Pada peringatan 50 tahun insiden yang terjadi pada 7 Maret 1965, Presiden Barack Obama menyampaikan pidato di Jembatan Edmund Pettus tentang kengerian Minggu Berdarah dan keberanian dari mereka yang brutal:

“Kita hanya perlu membuka mata dan telinga kita, dan hati kita, untuk mengetahui bahwa sejarah rasial bangsa ini masih memberikan bayangan panjang pada kita.
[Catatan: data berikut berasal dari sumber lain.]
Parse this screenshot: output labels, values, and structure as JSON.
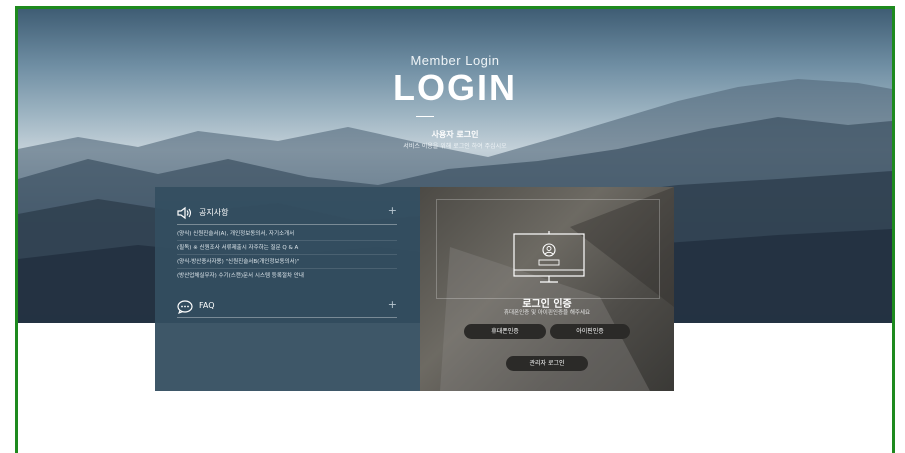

Kita tahu pawai belum berakhir, perlombaan belum dimenangkan, dan bahwa mencapai tujuan yang diberkati itu di mana kita dihakimi oleh isi karakter kita — membutuhkan pengakuan sebanyak mungkin. "
Presiden Barack Obama mengingat Minggu Berdarah di Selma.
Presiden Barack Obama memperingati peringatan 50 tahun Berdarah Minggu di Selma.Foto oleh Justin Sullivan / Getty Images

Presiden Obama juga mendesak Kongres untuk mengembalikan UU Hak Pilih, yang pertama disahkan pada tahun 1965 setelah kemarahan nasional tentang Minggu Berdarah. Namun keputusan Mahkamah Agung 2013, Shelby County vs. Pemegang, menghapus ketentuan utama dari tindakan tersebut. Negara-negara dengan riwayat diskriminasi rasial yang terkait dengan pemungutan suara tidak lagi harus memberi tahu pemerintah federal tentang perubahan yang mereka lakukan pada proses pemungutan suara sebelum memberlakukannya. Pemilu 2016 berdiri sebagai yang pertama dalam 50 tahun tanpa adanya check and balances untuk mencegah praktik pemilihan yang diskriminatif. Sejumlah negara telah mengesahkan undang-undang ID pemilih yang ketat dan langkah-langkah lain yang secara tidak proporsional mempengaruhi kelompok-kelompok yang secara historis tidak memiliki hak pilih, seperti orang Afrika-Amerika. Dan penindasan pemilih telah dikutip untuk biaya Stacey Abrams ras gubernur Georgia pada 2018. Abrams akan menjadi gubernur perempuan kulit hitam pertama di negara bagian A.S.

Beberapa dekade setelah Minggu Berdarah terjadi, hak suara tetap menjadi isu utama di Amerika Serikat.

Sumber

  • Bagaimana Kami Dapat Mengembalikan UU Hak Pilih. " Pusat Keadilan Brennan, 6 Agustus 2018.
  • Taylor, Jessica. "Stacey Abrams Mengatakan Dia Hampir Diblokir Dari Memilih di Pemilu Georgia." NPR, 20 November, 2018.
  • Shelbayah, Slma, dan Moni Basu. “Obama: Pawai Selma memberi keberanian kepada jutaan orang, mengilhami lebih banyak perubahan. " CNN, 7 Maret 2015.